MY DEAR, Looking back, I can see I should have allowed more time. A one-minute break at a high school basketball game in a small Maine town, after all, doesn't lend itself to much depth. But somehow it needed saying.
You may remember, as we leaned back against the varnished wood bleacher-seats, that I said casually, ``I finally bought myself something I've always wanted.''
``Mm,'' you said, gazing across the gym floor at the huddle of undifferentiated players, ``What was it?''
``A plug wrench,'' I replied.
You turned, giving me that wonderfully quizzical look. ``You've always wanted a plug wrench?'' it seemed to say. ``How come you never told me? And why did you buy it now, just before Christmas, when our children are racking their brains trying to think of gifts for you? Can I really have married a man whose idea of a good time is buying a plug wrench? I thought I was married to a writer: Are you being serious?''
In fact, all you said was, ``What on earth's a plug wrench?''
``A socket wrench for changing spark plugs in the car,'' I explained. ``Long and deep, so it fits over the plug - otherwise there's no way to get 'em out.

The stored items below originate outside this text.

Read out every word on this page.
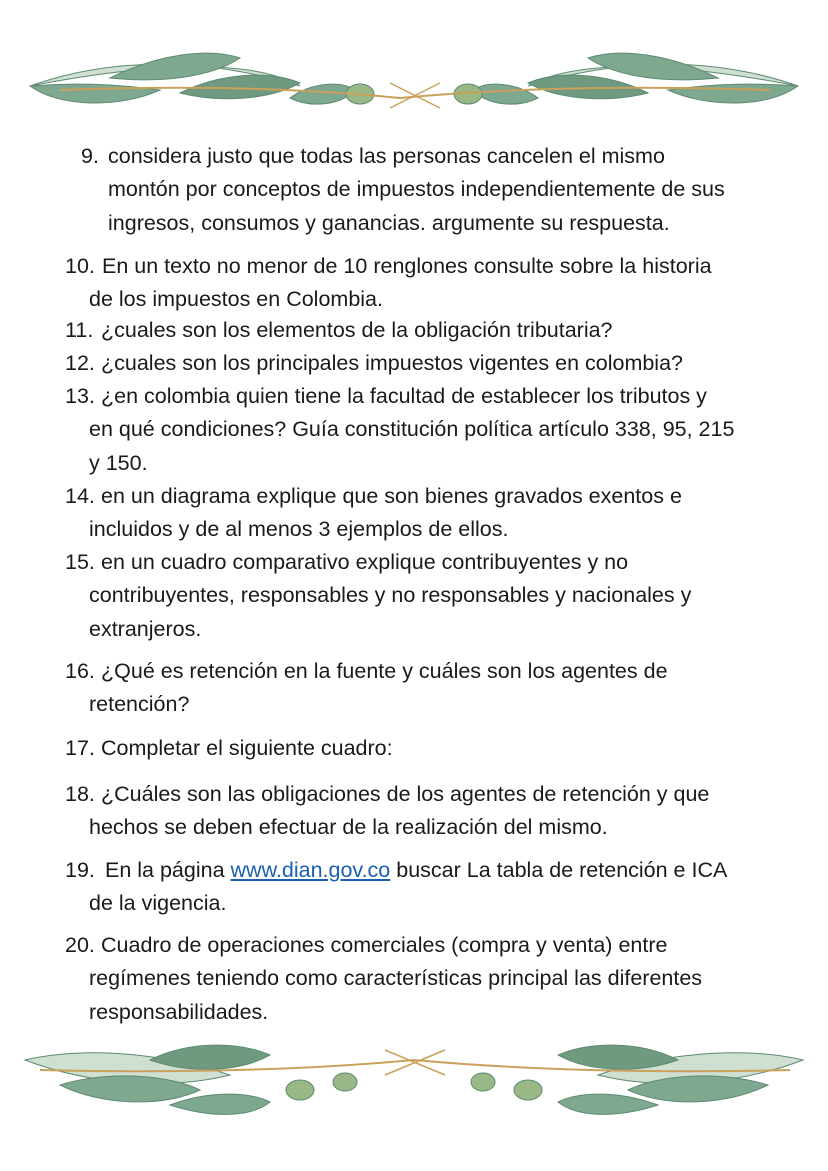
9. considera justo que todas las personas cancelen el mismo
montón por conceptos de impuestos independientemente de sus
ingresos, consumos y ganancias. argumente su respuesta.
10. En un texto no menor de 10 renglones consulte sobre la historia
de los impuestos en Colombia.
11. ¿cuales son los elementos de la obligación tributaria?
12. ¿cuales son los principales impuestos vigentes en colombia?
13. ¿en colombia quien tiene la facultad de establecer los tributos y
en qué condiciones? Guía constitución política artículo 338, 95, 215
y 150.
14. en un diagrama explique que son bienes gravados exentos e
incluidos y de al menos 3 ejemplos de ellos.
15. en un cuadro comparativo explique contribuyentes y no
contribuyentes, responsables y no responsables y nacionales y
extranjeros.
16. ¿Qué es retención en la fuente y cuáles son los agentes de
retención?
17. Completar el siguiente cuadro:
18. ¿Cuáles son las obligaciones de los agentes de retención y que
hechos se deben efectuar de la realización del mismo.
19. En la página www.dian.gov.co buscar La tabla de retención e ICA
de la vigencia.
20. Cuadro de operaciones comerciales (compra y venta) entre
regímenes teniendo como características principal las diferentes
responsabilidades.
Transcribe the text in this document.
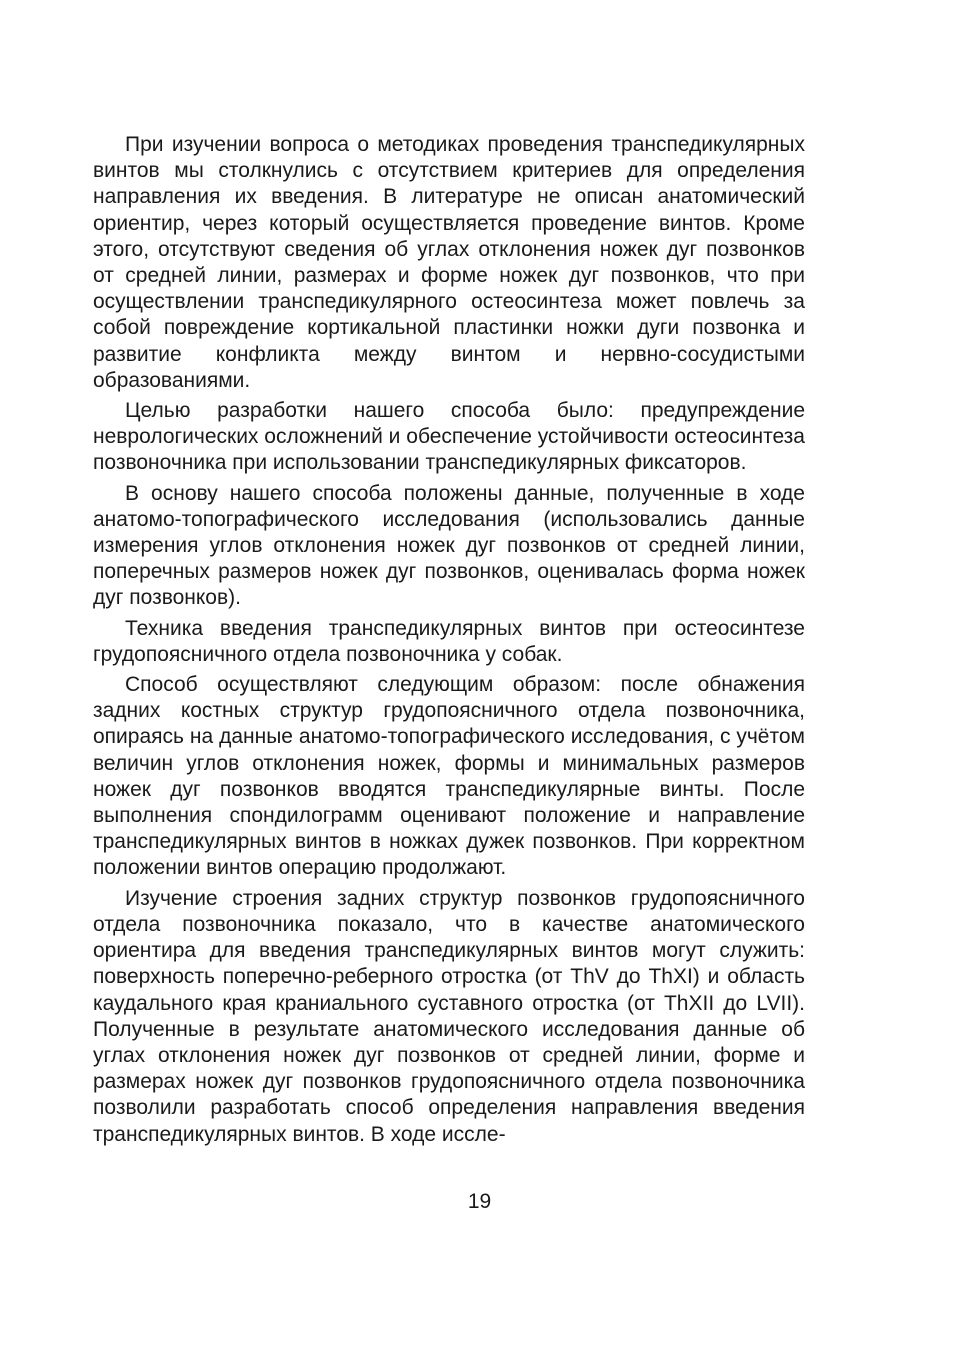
При изучении вопроса о методиках проведения транспедикулярных винтов мы столкнулись с отсутствием критериев для определения направления их введения. В литературе не описан анатомический ориентир, через который осуществляется проведение винтов. Кроме этого, отсутствуют сведения об углах отклонения ножек дуг позвонков от средней линии, размерах и форме ножек дуг позвонков, что при осуществлении транспедикулярного остеосинтеза может повлечь за собой повреждение кортикальной пластинки ножки дуги позвонка и развитие конфликта между винтом и нервно-сосудистыми образованиями.

Целью разработки нашего способа было: предупреждение неврологических осложнений и обеспечение устойчивости остеосинтеза позвоночника при использовании транспедикулярных фиксаторов.

В основу нашего способа положены данные, полученные в ходе анатомо-топографического исследования (использовались данные измерения углов отклонения ножек дуг позвонков от средней линии, поперечных размеров ножек дуг позвонков, оценивалась форма ножек дуг позвонков).

Техника введения транспедикулярных винтов при остеосинтезе грудопоясничного отдела позвоночника у собак.

Способ осуществляют следующим образом: после обнажения задних костных структур грудопоясничного отдела позвоночника, опираясь на данные анатомо-топографического исследования, с учётом величин углов отклонения ножек, формы и минимальных размеров ножек дуг позвонков вводятся транспедикулярные винты. После выполнения спондилограмм оценивают положение и направление транспедикулярных винтов в ножках дужек позвонков. При корректном положении винтов операцию продолжают.

Изучение строения задних структур позвонков грудопоясничного отдела позвоночника показало, что в качестве анатомического ориентира для введения транспедикулярных винтов могут служить: поверхность поперечно-реберного отростка (от ThV до ThXI) и область каудального края краниального суставного отростка (от ThXII до LVII). Полученные в результате анатомического исследования данные об углах отклонения ножек дуг позвонков от средней линии, форме и размерах ножек дуг позвонков грудопоясничного отдела позвоночника позволили разработать способ определения направления введения транспедикулярных винтов. В ходе иссле-

19
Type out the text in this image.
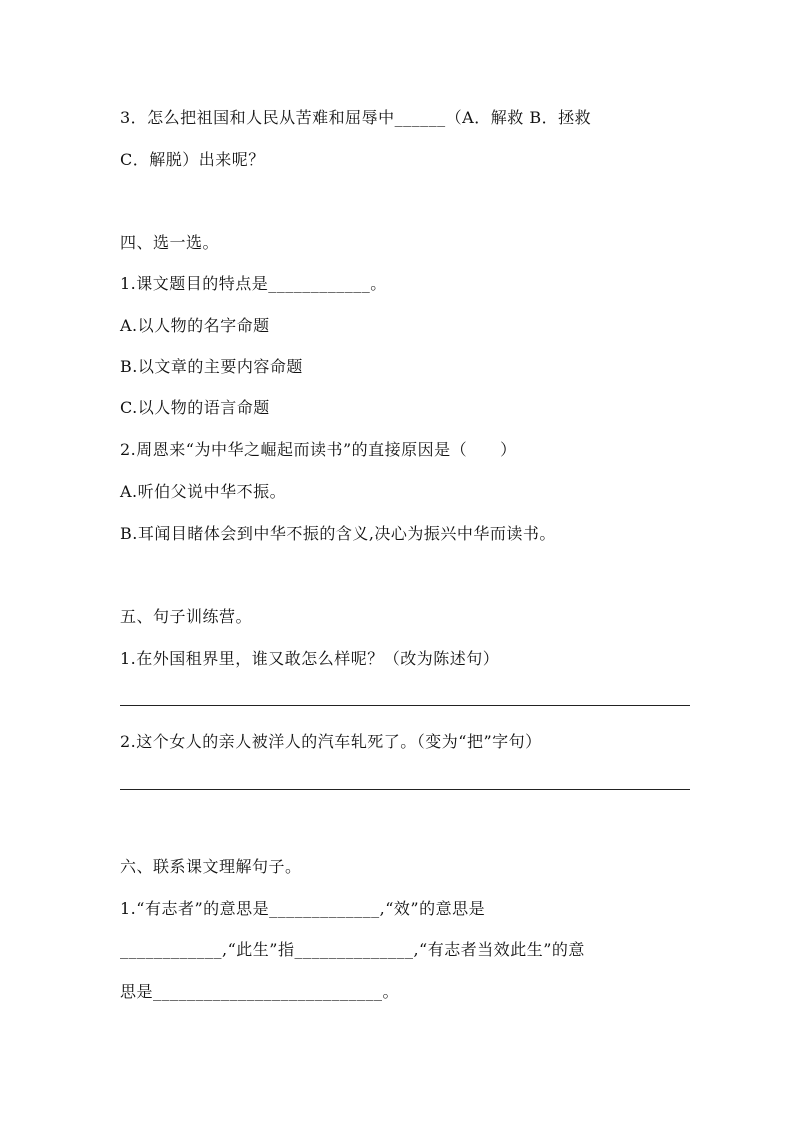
3．怎么把祖国和人民从苦难和屈辱中______（A．解救 B．拯救
C．解脱）出来呢？
四、选一选。
1.课文题目的特点是____________。
A.以人物的名字命题
B.以文章的主要内容命题
C.以人物的语言命题
2.周恩来“为中华之崛起而读书”的直接原因是（　　）
A.听伯父说中华不振。
B.耳闻目睹体会到中华不振的含义,决心为振兴中华而读书。
五、句子训练营。
1.在外国租界里，谁又敢怎么样呢？（改为陈述句）
2.这个女人的亲人被洋人的汽车轧死了。（变为“把”字句）
六、联系课文理解句子。
1.“有志者”的意思是_____________,“效”的意思是
____________,“此生”指______________,“有志者当效此生”的意
思是___________________________。
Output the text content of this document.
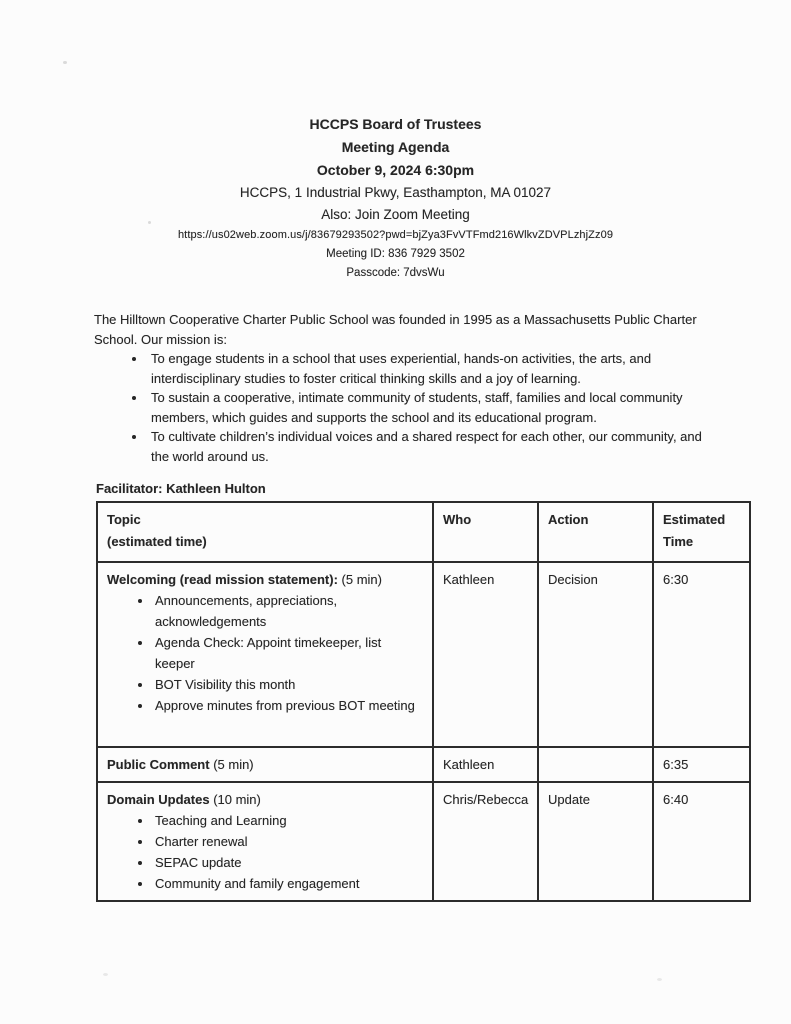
HCCPS Board of Trustees
Meeting Agenda
October 9, 2024 6:30pm
HCCPS, 1 Industrial Pkwy, Easthampton, MA 01027
Also: Join Zoom Meeting
https://us02web.zoom.us/j/83679293502?pwd=bjZya3FvVTFmd216WlkvZDVPLzhjZz09
Meeting ID: 836 7929 3502
Passcode: 7dvsWu

The Hilltown Cooperative Charter Public School was founded in 1995 as a Massachusetts Public Charter School. Our mission is:

• To engage students in a school that uses experiential, hands-on activities, the arts, and interdisciplinary studies to foster critical thinking skills and a joy of learning.
• To sustain a cooperative, intimate community of students, staff, families and local community members, which guides and supports the school and its educational program.
• To cultivate children’s individual voices and a shared respect for each other, our community, and the world around us.
Facilitator: Kathleen Hulton
Topic
(estimated time)	Who	Action	Estimated Time

Welcoming (read mission statement): (5 min)

• Announcements, appreciations, acknowledgements
• Agenda Check: Appoint timekeeper, list keeper
• BOT Visibility this month
• Approve minutes from previous BOT meeting
	Kathleen	Decision	6:30

Public Comment (5 min)	Kathleen		6:35

Domain Updates (10 min)

• Teaching and Learning
• Charter renewal
• SEPAC update
• Community and family engagement
	Chris/Rebecca	Update	6:40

Funny kind of tool: You can't really use it for anything else, but when you need it, nothing else will do.''
``Oh,'' you said as the buzzer sounded and the teams sauntered out, stirring up faint odors of rubber and popcorn and perspiration. Then you patted my hand in mock overconcern. ``That's nice,'' you said with a gentle laugh.
Our boys won, and we got talking about other things, and the matter dropped. And I never really explained what being a writer and owning a plug wrench have in common. So let me try.
That morning, the National Weather Service had nailed it perfectly. ``Bitter cold,'' said the voice on the radio, and it was right. I layered up and went to check the cars, thinking about the language of forecasts. Bitter, I'd been told, was actually a technical term for the Weather Service, the third leg down in a range that went from cold and very cold through bitter cold to extreme cold. Up in these parts, wicked would also fit pretty well. So would awful, mis'rable, or pretty dahn. But bitter was the precisely accurate tool, designed to do one job alone. The others were more doubtful.
So was my car, which turned over grudgingly and refused to start. ``It's the wind,'' said Glen when, 20 minutes after I'd called, he showed up in the John's Gulf truck and backed into the driveway. ``I got 'bout 20 calls like this this morning,'' he added cheerfully. He clipped on the jumper cables and cranked over the engine. Still no response. He'd put me on the list for the tow truck, he said as he left.
And that's when I noticed the loose spark plug. There was fuel leaking out around its base. Pulling off the wire, I found I could unscrew it with my fingers. Something, obviously, wasn't right. It was covered with black gunk.
``What the heck's that]'' said the fellow at the auto-parts place in genuine amazement when, a few minutes later, I laid it on the counter.
``It was loose,'' I replied. ``I need a new set of plugs.''
``Well I guess!'' he said, thumbing through a catalog.
``Better have a plug wrench, too,'' I added when he returned from the back room with four new plugs.
The whole thing pretty much chewed up a twenty. ``Don't tighten 'em down too much, now,'' he said as I left. ``Be the devil to pay next time you gotta change 'em.''
I remember thinking that was good advice. I also recall wondering how he knew I didn't know that already. When I thought about it, of course, the answer was obvious. It wasn't that I didn't have grease under my nails or that I talked like someone from away. It was that, until that very moment, I didn't own a plug wrench.
Now, you can go a long way in life with just a screwdriver and a pair of pliers. But you can't be serious about cars without a more refined set of tools. In fact, you can measure that seriousness, that maturity, by the kind of tools you own. The more tools you buy, the more you find they resemble one another - almost identical on the outside, hiding their peculiar strains of usefulness within. If you care about tools, you come to relish those shades of gray.
Which is true with words, too. It's in the subtle distinctions, not the broad swaths, that works of great precision get done. In the end, that's also where individuality resides. I guess that's what I would have said to you that night at the game - that, in some small way, maturity and individuality arise from differentiation. You go through the years building up a vocabulary - just as you build up a tool collection. It gets stocked with fancy words and thunderous phrases - and with plain, accurate, kitchen-variety terms. And for what? Sometimes for great occasions. And sometimes just to deal with the weather. But always so that, when the time comes, the tool fits the job.